HOUSE OF ROBERTS BLOG
HEY MOM,
You set the temp...
I’ve heard it said that the mom sets the temperature of the house. That her presence has the power to direct the mood of the home. I really have found this to be true and I have lived with a conviction and sense of authority to help direct my home in a strong, hopeful, peaceful, and joyful way. I have found that my kids will meet the same temperament I bring to the room. So If they come home from school and I am low-energy, frazzled, overwhelmed in nature, irritable, or melancholy, I promise you they will become the product of that environment in some form. On the flip side of that, if they come home from school and they are met with joy, engagement, energy, peaceful direction, and soundness of mind they will become a product of that environment.
This is not just theory, I have played around with this thought multiple times to test it. God brought my eyes to this as a younger mom when all my babies were at home, He would show me how when I was overwhelmed and leading the house in that way how the kids would act and behave. He wasn’t showing me this to make me feel shameful or discouraged. He was showing me this because He had a better way and He wanted to teach me. A couple of things He has taught me over the years in this:
- Worship sets the mood- This one wasn’t a hard one for me to implement because worship has always been one of the main ways I connect with God but the Lord would have me start the kids days with worship on. When they were eating breakfast and I was getting them ready for the day worship was in the background and as we listened we would sing, and praise and lift our hands in between bites to start our days with praise. THIS injected joy into my family to start our days. I would also use worship as a weapon, if the kids were cranky or having trouble napping, or fighting I would put a gentle worship song on and let it work its goodness into the space. NOW this didn’t always change the mood of the room right away but it always gave me as mom fresh breath to press on in spirit and not in flesh! Also, it was teaching my kids (even if they weren’t taking the tip at 3yrs) that worship was a weapon to use in hard moments.
- Multi-tasking is for the birds- Ha! Truly I used to wear this as a badge of honor but once I became a mom I couldn’t spin as many plates and still have peace of heart to lead my kids. I remember the Lord was all over me about this one and it was painful because in a sense my life became simpler for seasons. I mean I was still “momin” hard so let’s be honest life was full just with that but He slowed me down with all the peripheral tasks, I wasn’t as involved in all the things and trying to take charge and command in a bunch of other areas of life. This was painful because I truly am a worker bee, a dreamer, I have a go-getter personality, but for my life to have only one job description (a BIG one) to my life didn’t always mesh with my flesh. It was a sacrificial season with young ones, full of hard no’s but obedient yes’s to God and how He was setting the pace.” I found as I yielded to what God was asking of me and allowed him to trim back things for a time.
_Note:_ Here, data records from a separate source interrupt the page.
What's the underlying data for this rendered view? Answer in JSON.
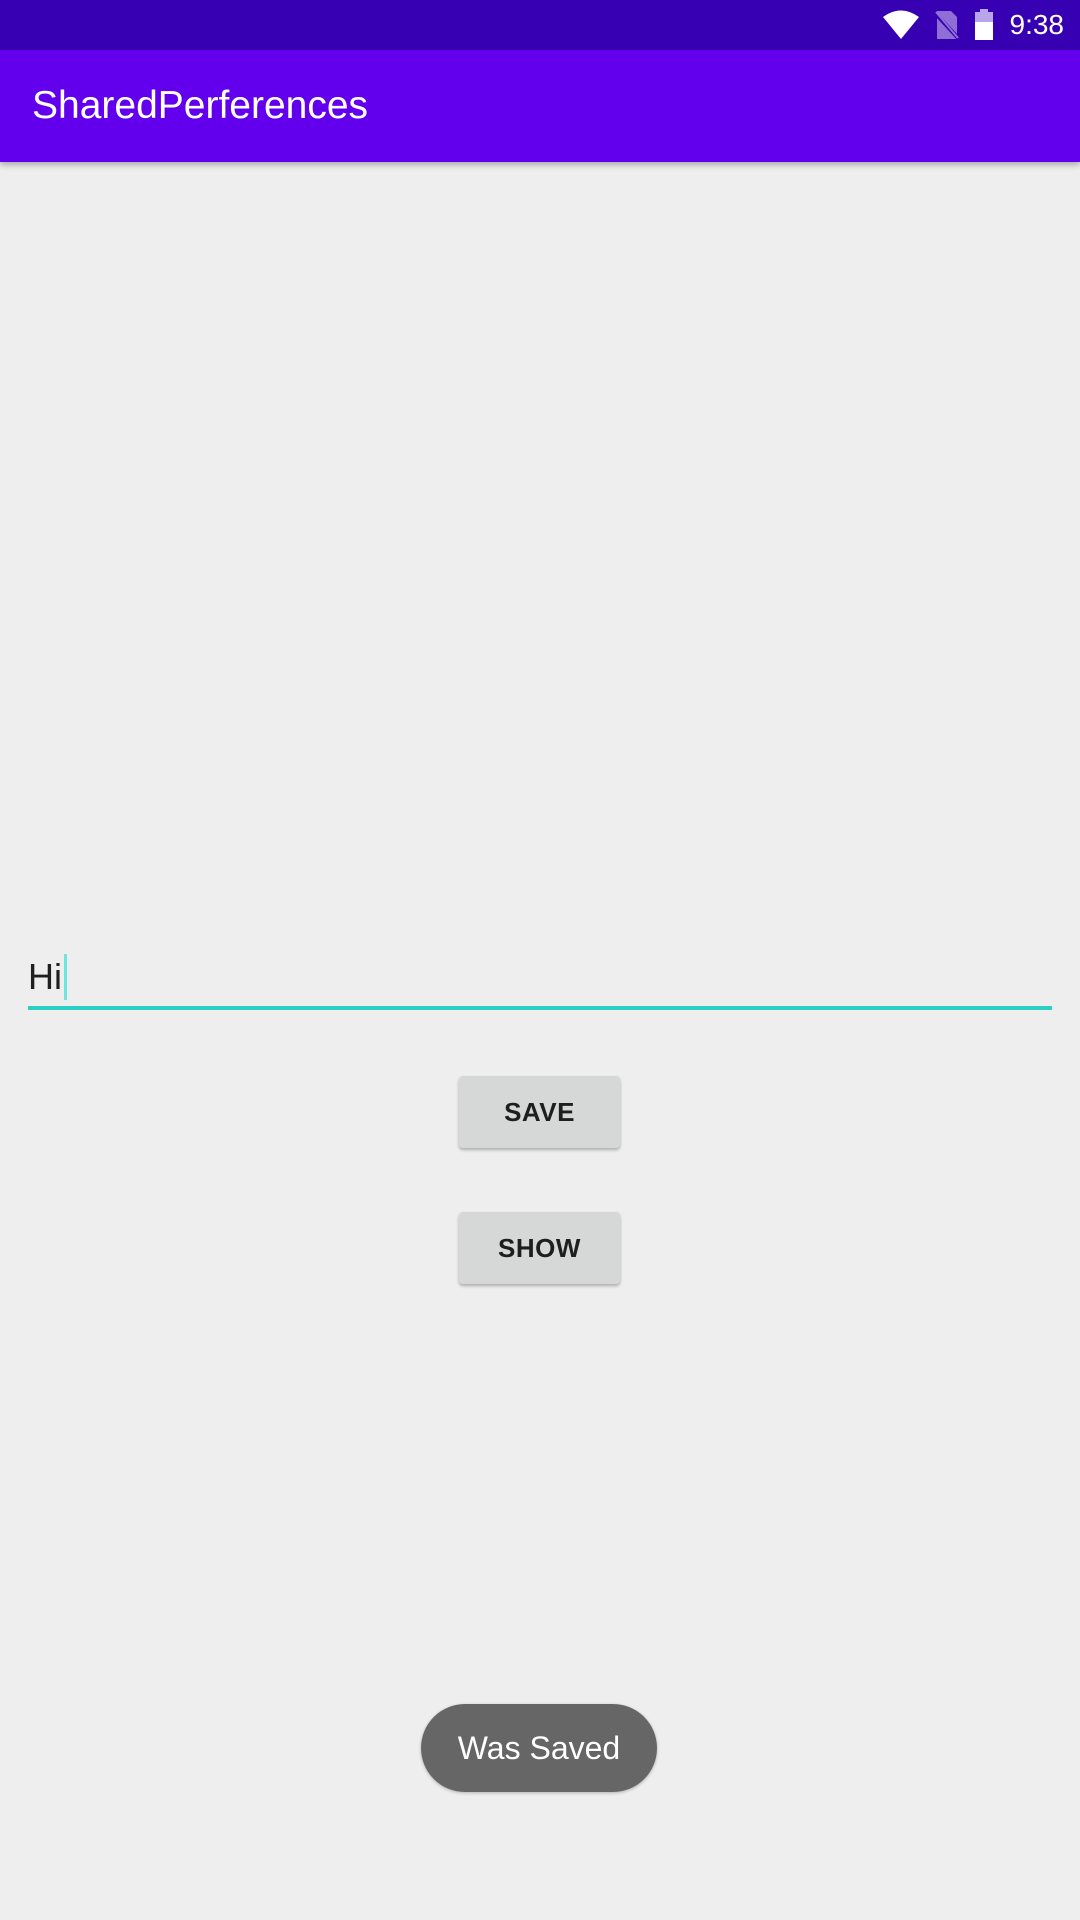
{
  "status_bar": {
    "time": "9:38",
    "icons": [
      "wifi-icon",
      "no-sim-icon",
      "battery-icon"
    ],
    "color": "#3700b3"
  },
  "app_bar": {
    "title": "SharedPerferences",
    "color": "#6200ee"
  },
  "form": {
    "input_value": "Hi",
    "underline_color": "#2ccfc4",
    "save_label": "SAVE",
    "show_label": "SHOW"
  },
  "toast": {
    "message": "Was Saved"
  }
}
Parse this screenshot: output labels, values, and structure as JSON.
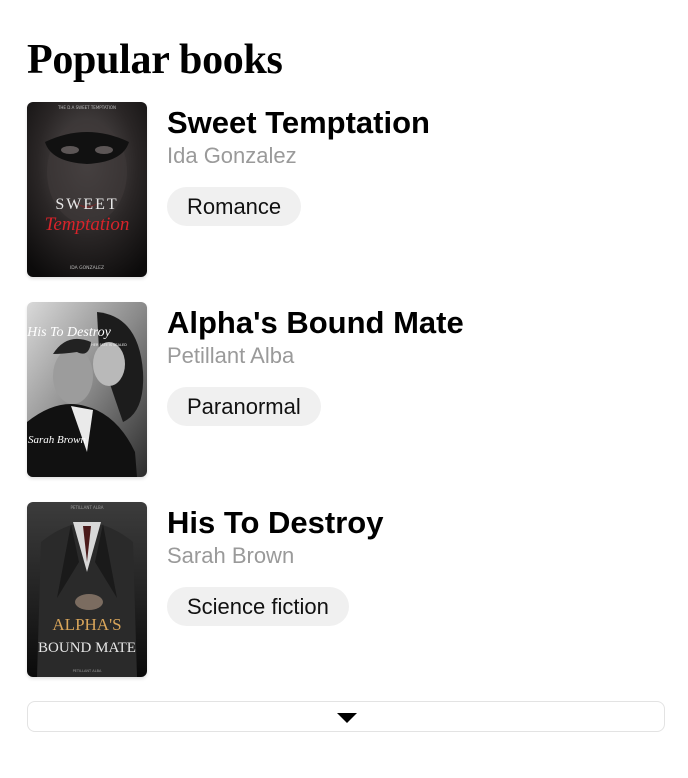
{
  "section": {
    "title": "Popular books"
  },
  "books": [
    {
      "title": "Sweet Temptation",
      "author": "Ida Gonzalez",
      "genre": "Romance",
      "cover": {
        "top_text": "THE D.A SWEET TEMPTATION",
        "title_line1": "SWEET",
        "title_line2": "Temptation",
        "author_text": "IDA GONZALEZ"
      }
    },
    {
      "title": "Alpha's Bound Mate",
      "author": "Petillant Alba",
      "genre": "Paranormal",
      "cover": {
        "title_text": "His To Destroy",
        "subtitle_text": "HER FATE IS SEALED",
        "author_text": "Sarah Brown"
      }
    },
    {
      "title": "His To Destroy",
      "author": "Sarah Brown",
      "genre": "Science fiction",
      "cover": {
        "top_text": "PETILLANT ALBA",
        "title_line1": "ALPHA'S",
        "title_line2": "BOUND MATE",
        "bottom_text": "PETILLANT ALBA"
      }
    }
  ],
  "colors": {
    "author_gray": "#9a9a9a",
    "chip_background": "#f0f0f0",
    "cover1_title_red": "#d8232a",
    "cover3_title_gold": "#d9a55a"
  },
  "icons": {
    "more_button": "caret-down-icon"
  }
}
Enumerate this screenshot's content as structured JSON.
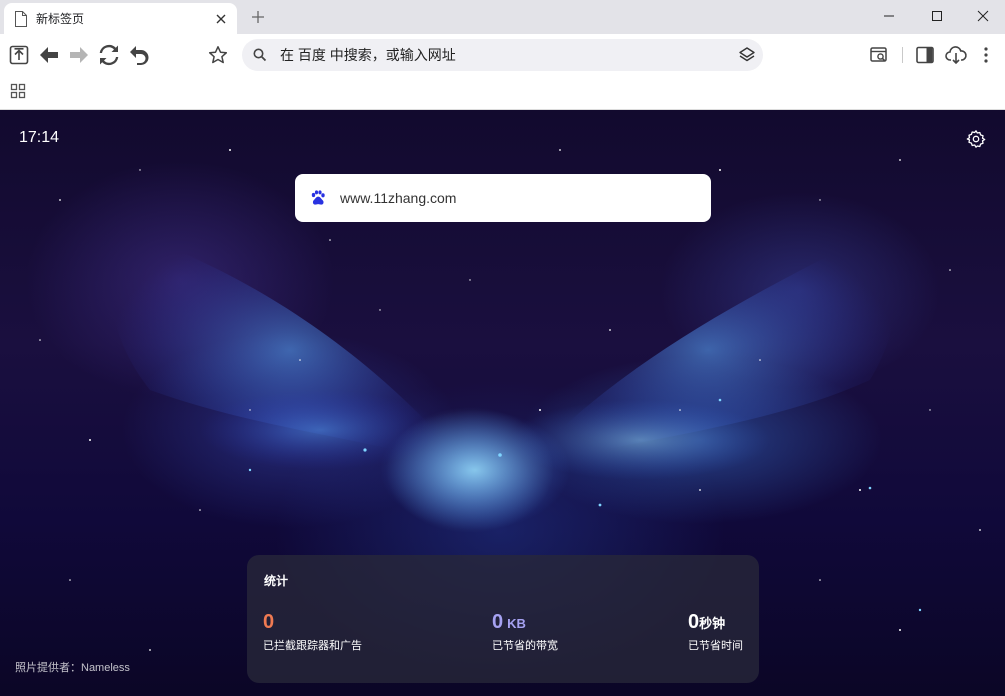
{
  "tab": {
    "title": "新标签页"
  },
  "omnibox": {
    "placeholder": "在 百度 中搜索，或输入网址"
  },
  "newtab": {
    "clock": "17:14",
    "search": {
      "value": "www.11zhang.com",
      "engine_icon": "baidu-paw-icon"
    },
    "photo_credit": "照片提供者：Nameless"
  },
  "stats": {
    "title": "统计",
    "items": [
      {
        "value": "0",
        "unit": "",
        "label": "已拦截跟踪器和广告"
      },
      {
        "value": "0",
        "unit": "KB",
        "label": "已节省的带宽"
      },
      {
        "value": "0",
        "unit": "秒钟",
        "label": "已节省时间"
      }
    ]
  },
  "colors": {
    "trackers": "#ef7a52",
    "bandwidth": "#a6a2f2",
    "time": "#ffffff",
    "baidu_blue": "#2932e1"
  }
}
I learned to operate with greater levels of peace and JOY in the season I was in. Having more energy and concentration for my greatest work. My family!
- Feelings are great indicators but terrible leaders- Oi this is a big one for setting the mood. In motherhood, you feel A LOT of things constantly. It’s a constant vulnerable place to be because there are stressors, sleep deprivation, fears, the kids are sick again, you don’t know what to do about something, and the list goes on and on. If you are not careful you can begin to lead your life and thus your kids' life based on all the feelings you are feeling. This is so dangerous! Not everything that pops in our head is truth and not everything that pops in our heart should be said, and if we don’t discipline ourselves to manage these things properly there is no way for us to not project these feelings on our family. Man me and the Lord taaaaaalk in the days ha! I would say Lord I can’t do this and He would say “With me you can”, I would say Lord I am going to lose it and He would say “No you aren’t, take a deep breath”, I would say Lord I need it to be quiet and He would say “one day you miss the noise” back and forth and back and forth I and the Lord would banter in the days and He would pep talk me! I became the “Queen” of Pep talking myself into motherhood. I would look at myself in the mirror or whisper under my breath multiple times in the day “Gabby, you got this! Gabby your mind is good, Gabby the Lord is with you, Gabby the joy of the Lord is your strength, and the peace of Christ rules in your heart!” This helped me cultivate not living enslaved to my “feelings” but speaking a better word to them! I found doing this helped me set a stable peaceful atmosphere in my home.
Now hear me, I am not saying you can’t have hard days or give in to your feelings sometimes, HELLO we are only human and God's goodness and strength fill in our cracks when we miss it! What I am saying is this should be the exception and not the rule! What I am saying is we as mama’s have way more power than sometimes we know and we should intentionally use that power and authority to build and set the tone for how our homes breathe and function!
I am praying that this week the Lord will make us more aware of the temperature of our homes. That we would see and feel empowered by the Holy Spirit to help set the tone. That we would intentionally bring his presence into it all, we would slow down and be focused in heart in the moments, and we would allow the Lord to strengthen us and not be led by our feelings but only him!